Elle poursuit : « J’ai aussi protesté contre la modification soudaine des charges, dont je n’avais pas été informée. J’étais reliée à la salle d’audience par téléphone. Ils m’ont posé une seule question : “Présentez votre dernière défense.” J’ai dit que je n’avais commis aucun crime défini par la loi qui justifierait une peine, et qu’ils me punissaient uniquement à cause de mes convictions. »
En invoquant l’article 23 de la Constitution, elle précise : « Selon l’article 23, nul ne peut être puni pour ses convictions. Pourtant, ils ont transformé ce qui aurait dû être une simple peine disciplinaire de 5 ou 6 mois en une accusation pénale. »
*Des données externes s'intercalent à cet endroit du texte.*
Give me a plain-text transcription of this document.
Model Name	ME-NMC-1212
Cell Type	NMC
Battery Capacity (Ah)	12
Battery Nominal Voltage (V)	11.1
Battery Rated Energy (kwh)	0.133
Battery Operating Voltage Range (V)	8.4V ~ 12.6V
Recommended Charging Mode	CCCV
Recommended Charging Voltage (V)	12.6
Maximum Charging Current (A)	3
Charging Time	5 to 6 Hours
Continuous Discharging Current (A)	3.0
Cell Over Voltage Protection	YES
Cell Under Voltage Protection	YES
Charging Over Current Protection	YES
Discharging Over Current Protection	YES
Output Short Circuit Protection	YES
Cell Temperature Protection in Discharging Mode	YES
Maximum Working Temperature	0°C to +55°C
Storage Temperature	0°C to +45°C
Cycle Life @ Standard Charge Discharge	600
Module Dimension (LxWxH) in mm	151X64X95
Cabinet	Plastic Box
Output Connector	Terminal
Une protestation sociale : la véritable raison de son arrestation ?
Zahra Tabari explique que ses critiques portaient sur l’injustice sociale, et non sur un acte justifiant une accusation de sécurité nationale : « Si le problème, ce sont mes convictions, alors oui, je suis une protestataire. Je proteste contre le fait qu’une femme doive plonger dans une poubelle juste pour en sortir du pain pour survivre. »
Elle dénonce également la situation des enfants travailleurs : « Comment un gouvernement peut-il tolérer qu’un enfant se tienne à un carrefour pour mendier au lieu d’aller à l’école ? Voilà ce que je protestais. »
Un procès-verbal rempli “d’erreurs”, sans trace de ses véritables déclarations
Zahra Tabari explique que le compte rendu officiel de son audience ne reflétait en rien ses propos : « Ils m’ont dit qu’ils allaient m’envoyer le procès-verbal de l’audience. Mon procès avait lieu mardi. Le samedi à 9 h 30, ils m’ont remis le document. Quand je l’ai lu, j’ai vu à quel point il était truffé d’erreurs ; mes déclarations n’y figuraient même pas. Je n’ai pas entendu la lecture de l’acte d’accusation, pas du tout. »
Elle ajoute : « J’ai écrit mes objections partout où il restait de la place, dans chaque marge de chaque page. »
“Ce verdict est invalidé à la racine”
En conclusion, Zahra Tabari affirme : « Le verdict prononcé contre moi n’a aucune base légale ni crédibilité judiciaire. Même selon leurs propres lois, il est invalide. »
Et elle termine par cet avertissement : « À mes yeux, c’est un meurtre judiciaire, pas une décision judiciaire. »
Préoccupation croissante concernant le sort de Zahra Tabari
Le témoignage de Zahra Tabari depuis la prison de Lakan à Rasht dresse un tableau précis de la pression sécuritaire, de l’absence des normes les plus élémentaires d’un procès équitable et de la réécriture arbitraire des accusations sans aucune preuve crédible. Elle souligne avoir été privée d’une défense effective et que son dossier est truffé de violations procédurales et légales.
Son affaire est devenue l’un des exemples les plus flagrants du mépris des autorités iraniennes pour la procédure régulière dans les poursuites contre les détenues politiques, une affaire fondée, comme elle le dit, sur « un morceau de tissu et une note vocale », et qui a pourtant conduit à l’une des peines les plus lourdes.